Я села на бревно, передо мной открывался вид на поселок, а слева, между лесом и Бештау, торчали подгнившие панельки. Карманы моей ветровки распирало от боярышника. Я грызла сразу по несколько ягод и обсасывала косточки, прежде чем плюнуть перед собой. Я хотела проверить сообщения, но интернет не ловил.
Я вдруг поняла, что нахожусь на том же расстоянии от Москвы, что и всю жизнь до этого. Только раньше она казалась мне веселым, сказочным городом, в розовых облаках и чуть приподнятым над остальной Россией. Теперь, вырвавшись оттуда, я поняла, насколько же душной камерой была Москва. Со своего холма мне было видно, как облака осели, и оказалось, что все это время они закрывали чудовищный фундамент из трупов таких же девочек, как я.
Закурила. Мало кто из местных гулял по холмам и у пригорного леса, но я все равно оглянулась. Было слышно, как журчит родник неподалеку. В курортной зоне минеральная вода брызгала из изящных краников прямо в кружки отдыхающих и щекотала им носы своими газами. А это была обычная вода, для нас, просто холодная и чистая. Она вырывалась из камней и пробегала короткий путь по ржавому желобу, который кто-то вставил для удобства.
Я закопала окурок и пошла налево, к панелькам — там начинался город. Через лесную тропинку вышла к помойке: в ней копалась черная собака, из густой шерсти торчали свалявшиеся клоки. Когда я переходила дорогу, она прибилась за мной. Я наклонилась, чтобы почесать ее, и стала по привычке ощупывать. В плотном и пыльном теле собаки сидело четыре клеща. Я позвала ее с собой в магазин. Пока я покупала дешевые пакетики с влажным кормом, собака ждала меня снаружи. Я вывалила коричневую жижу с комками на тротуар, и собака принялась ее слизывать. Она хрюкала от удовольствия, а я быстро выкручивала клещей — одного за другим. Спешила, пока не закончится корм, поэтому получалось неаккуратно, вместе с клещами я вырывала шерсть. Один раз собака показала мне клычок. Я добавила еды и взялась за последнего клеща. Собака царапнула зубами асфальт, на котором осталось влажное пятно, несколько раз облизала мои пальцы и ушла спать под куст. Четыре жирных клеща лежали в ряд на бордюре и быстро перебирали ножками. Они настолько объелись собачьей кровью, что не могли бы уйти, даже зная, что их ждет. Я нашла на земле палку, чтобы подцепить клеща, взяла зажигалку и сожгла их всех по очереди.

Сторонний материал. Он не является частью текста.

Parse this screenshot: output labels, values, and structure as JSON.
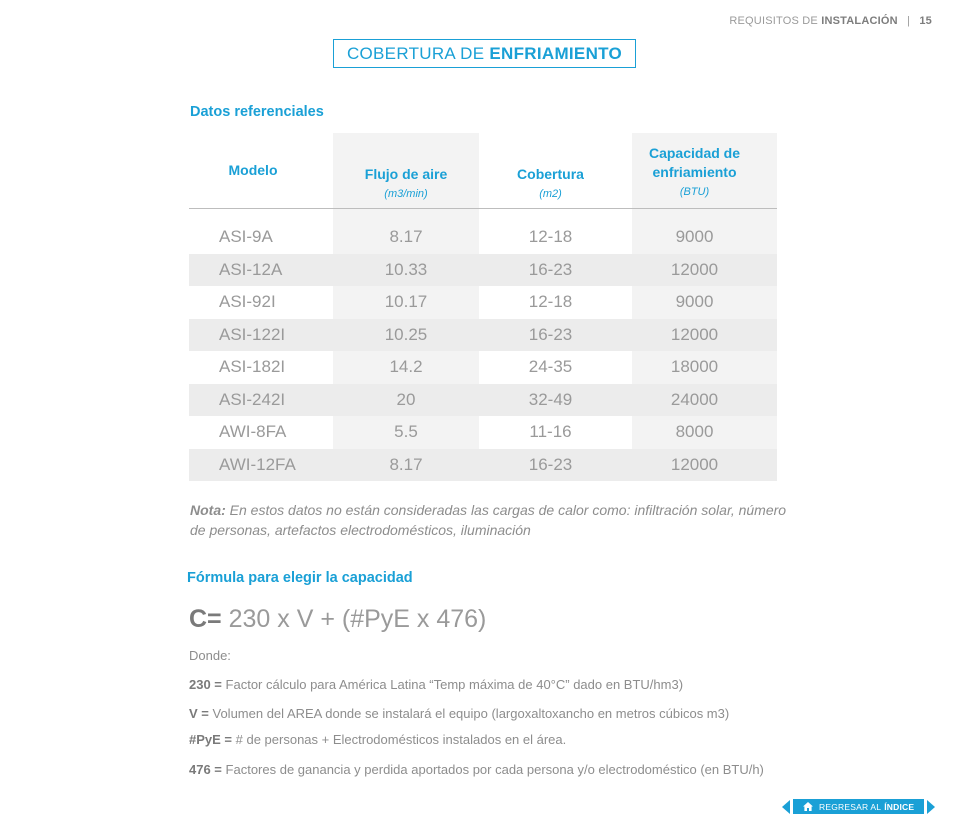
{
  "header": {
    "section_prefix": "REQUISITOS DE",
    "section_bold": "INSTALACIÓN",
    "separator": "|",
    "page_number": "15"
  },
  "title": {
    "prefix": "COBERTURA DE",
    "bold": "ENFRIAMIENTO"
  },
  "reference": {
    "heading": "Datos referenciales",
    "columns": [
      {
        "label": "Modelo",
        "unit": ""
      },
      {
        "label": "Flujo de aire",
        "unit": "(m3/min)"
      },
      {
        "label": "Cobertura",
        "unit": "(m2)"
      },
      {
        "label": "Capacidad de enfriamiento",
        "unit": "(BTU)"
      }
    ],
    "rows": [
      [
        "ASI-9A",
        "8.17",
        "12-18",
        "9000"
      ],
      [
        "ASI-12A",
        "10.33",
        "16-23",
        "12000"
      ],
      [
        "ASI-92I",
        "10.17",
        "12-18",
        "9000"
      ],
      [
        "ASI-122I",
        "10.25",
        "16-23",
        "12000"
      ],
      [
        "ASI-182I",
        "14.2",
        "24-35",
        "18000"
      ],
      [
        "ASI-242I",
        "20",
        "32-49",
        "24000"
      ],
      [
        "AWI-8FA",
        "5.5",
        "11-16",
        "8000"
      ],
      [
        "AWI-12FA",
        "8.17",
        "16-23",
        "12000"
      ]
    ]
  },
  "note": {
    "label": "Nota:",
    "text": "En estos datos no están consideradas las cargas de calor como: infiltración solar, número de personas, artefactos electrodomésticos, iluminación"
  },
  "formula_section": {
    "heading": "Fórmula para elegir la capacidad",
    "formula_lhs": "C=",
    "formula_rhs": "230 x V + (#PyE x 476)",
    "where": "Donde:",
    "definitions": [
      {
        "term": "230 =",
        "text": "Factor cálculo para América Latina “Temp máxima de 40°C” dado en BTU/hm3)"
      },
      {
        "term": "V =",
        "text": "Volumen del AREA donde se instalará el equipo (largoxaltoxancho en metros cúbicos m3)"
      },
      {
        "term": "#PyE =",
        "text": "# de personas + Electrodomésticos instalados en el área."
      },
      {
        "term": "476 =",
        "text": "Factores de ganancia y perdida aportados por cada persona y/o electrodoméstico (en BTU/h)"
      }
    ]
  },
  "footer": {
    "back_prefix": "REGRESAR AL",
    "back_bold": "ÍNDICE",
    "icon": "home-icon"
  },
  "colors": {
    "accent": "#1aa0d6",
    "text": "#8a8a8a",
    "row_alt": "#ececec",
    "col_shade": "#f3f3f3"
  }
}
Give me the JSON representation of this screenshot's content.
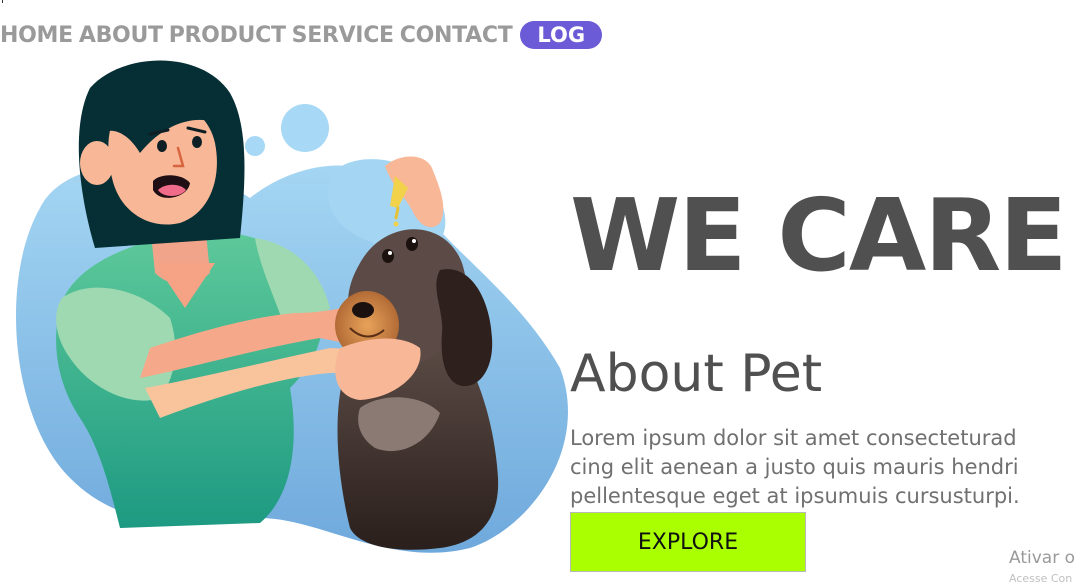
{
  "nav": {
    "links": [
      "HOME",
      "ABOUT",
      "PRODUCT",
      "SERVICE",
      "CONTACT"
    ],
    "login_label": "LOG"
  },
  "hero": {
    "headline": "WE CARE",
    "subheadline": "About Pet",
    "body_lines": [
      "Lorem ipsum dolor sit amet consecteturad",
      "cing elit aenean a justo quis mauris hendri",
      "pellentesque eget at ipsumuis cursusturpi."
    ],
    "cta_label": "EXPLORE"
  },
  "overlay": {
    "activation_text": "Ativar o",
    "activation_subtext": "Acesse Con"
  },
  "colors": {
    "nav_link": "#9a9a9a",
    "login_bg": "#6b5bd6",
    "heading": "#505050",
    "cta_bg": "#aaff00",
    "blob": "#8ec6ec"
  },
  "icons": {
    "illustration": "woman-giving-dog-eye-drops-illustration"
  }
}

Я не знала, останусь ли я той Настей, которая достает клещей из толстокожих уличных собак, если проживу в Москве еще год или два. Вспомнила, что мне учиться все те же пять лет. И подумала: а если бросить и вернуться? Выйти замуж за Сережу и жить себе спокойно, выписывать в блокнот рецепты, попроще и посложнее: когда гости на пороге, если свекровь стучится в дверь, для больших праздников и на скорую руку.
Но за два с половиной месяца в Москве я увидела слишком много того, по чему, я знала, буду тосковать, без чего, если сейчас все бросить, я буду чувствовать себя незавершенной и четвертованной.
Если я ехала домой, чтобы придумать, как зависнуть между югом и Москвой, то в тот момент я поняла, что не представляю, возможно ли это вообще.
Снова захотелось курить. Меня это насторожило: раньше я не чувствовала никотинового голода, но теперь, кажется, появлялась зависимость. Я решила покурить последний раз за поездку и пошла к своей старой школе. Села на теплотрассу, льнущую к зданию с торца, и подожгла сигарету. Я смотрела из-за угла в школьный дворик и слышала, как пинают мяч. Все снова выкрасилось в мешанину цветов, не значащую ничего. Вспомнила про телефон, включила интернет. В чате с Верой подпрыгивала свежая цифра.